2. Midriatika dan Siklopegik
Berfungsi menyebabkan dilatasi pupil, namun siklopegik
mempunyai efek tambahan yaitu menyebabkan paralisis otot siliar
sehingga melumpuhkan akomodasi. Penggunaan utamanya adalah
untuk :
a. Menyebabkan dilatasi pupil sehingga mempermudah
pemeriksaan fundus okuli.
b. Melumpuhkan akomodasi pada pemeriksaan “kelainan refraksi
anak2”.
c. Menyebabkan dilatasi pupil dan lumpuhnya akomodasi pada
uveitis untuk mencegah pembentukan sinekia dan mengurangi
nyeri dan fotofobia.
d. Melebarkan pupil selama pembedahan lensa yang memerlukan
pupil tetap melebar.
Dalam penggunaannya, midriatika dan siklopegik harus
digunakan dengan hati-hati pada pasien dengan bakat glaukoma
sudut sempit sebab kedua obat ini dapat menyebabkan serangan
glaukoma akut. Pada pemeriksaan fundus dengan midriatika terlebih
dahulu dilakukan pemeriksaan tekanan bola mata. Dalam percobaan
kali ini, digunakan obat atropin sulfat.
3. Saraf Otonom
Obat-obat otonom yang digunakan dalam praktikum kali ini
dapat mempengaruhi saraf otonom. Susunan saraf otonom (SSO)

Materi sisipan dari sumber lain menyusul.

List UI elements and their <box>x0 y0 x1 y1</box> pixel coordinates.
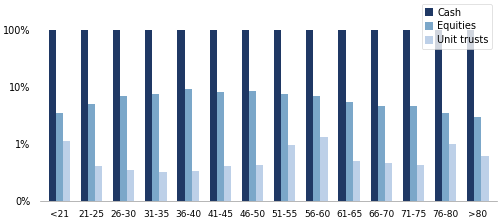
Bar <box>417 165 424 222</box>
Bar <box>128 170 134 222</box>
Bar <box>95 166 102 222</box>
Bar <box>449 144 456 222</box>
Bar <box>210 30 217 222</box>
Bar <box>370 30 378 222</box>
Bar <box>48 30 56 222</box>
Bar <box>242 30 249 222</box>
Bar <box>224 166 231 222</box>
Bar <box>338 30 345 222</box>
Bar <box>385 163 392 222</box>
Bar <box>256 165 263 222</box>
Bar <box>474 117 482 222</box>
Bar <box>482 156 488 222</box>
Legend: Cash, Equities, Unit trusts: Cash, Equities, Unit trusts <box>422 4 492 49</box>
Bar <box>113 30 120 222</box>
Bar <box>120 96 128 222</box>
Bar <box>314 96 320 222</box>
Bar <box>352 161 360 222</box>
Bar <box>178 30 184 222</box>
Bar <box>249 91 256 222</box>
Bar <box>160 172 166 222</box>
Bar <box>88 104 95 222</box>
Bar <box>378 107 385 222</box>
Bar <box>288 145 296 222</box>
Bar <box>442 113 449 222</box>
Bar <box>146 30 152 222</box>
Bar <box>56 113 63 222</box>
Bar <box>468 30 474 222</box>
Bar <box>192 171 198 222</box>
Bar <box>274 30 281 222</box>
Bar <box>81 30 88 222</box>
Bar <box>281 94 288 222</box>
Bar <box>217 92 224 222</box>
Bar <box>403 30 410 222</box>
Bar <box>320 137 328 222</box>
Bar <box>63 141 70 222</box>
Bar <box>306 30 314 222</box>
Bar <box>184 89 192 222</box>
Bar <box>152 94 160 222</box>
Bar <box>346 101 352 222</box>
Bar <box>435 30 442 222</box>
Bar <box>410 107 417 222</box>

menyebar luas di berbagai organ viseral yang mengatur fungsi
otonom yang tidak dapat dikontrol oleh kesadaran. SSO ini dibagi
menjadi dua yaitu saraf simpatis dan parasimpatis yang secara
umum memiliki sifat yang berlawasan satu sama lain.
Sistem saraf simpatis memiliki neurotransmitter utama yaitu
noradrenalin dan adrenalin sedangkan pada parasimpatis memiliki
neurotransmitter utama yaitu asetilkolin. Sistem saraf simpatis
berfungsi mempertahankan tubuh terhadap tantangan dari luar
dengan reaksi berupa perlawanan atau pertahanan diri (fight or
flight), sedangkan sistem saraf simpatis secara umum berperan
dalam fungsi konservasi dan reservasi tubuh (rest and digest).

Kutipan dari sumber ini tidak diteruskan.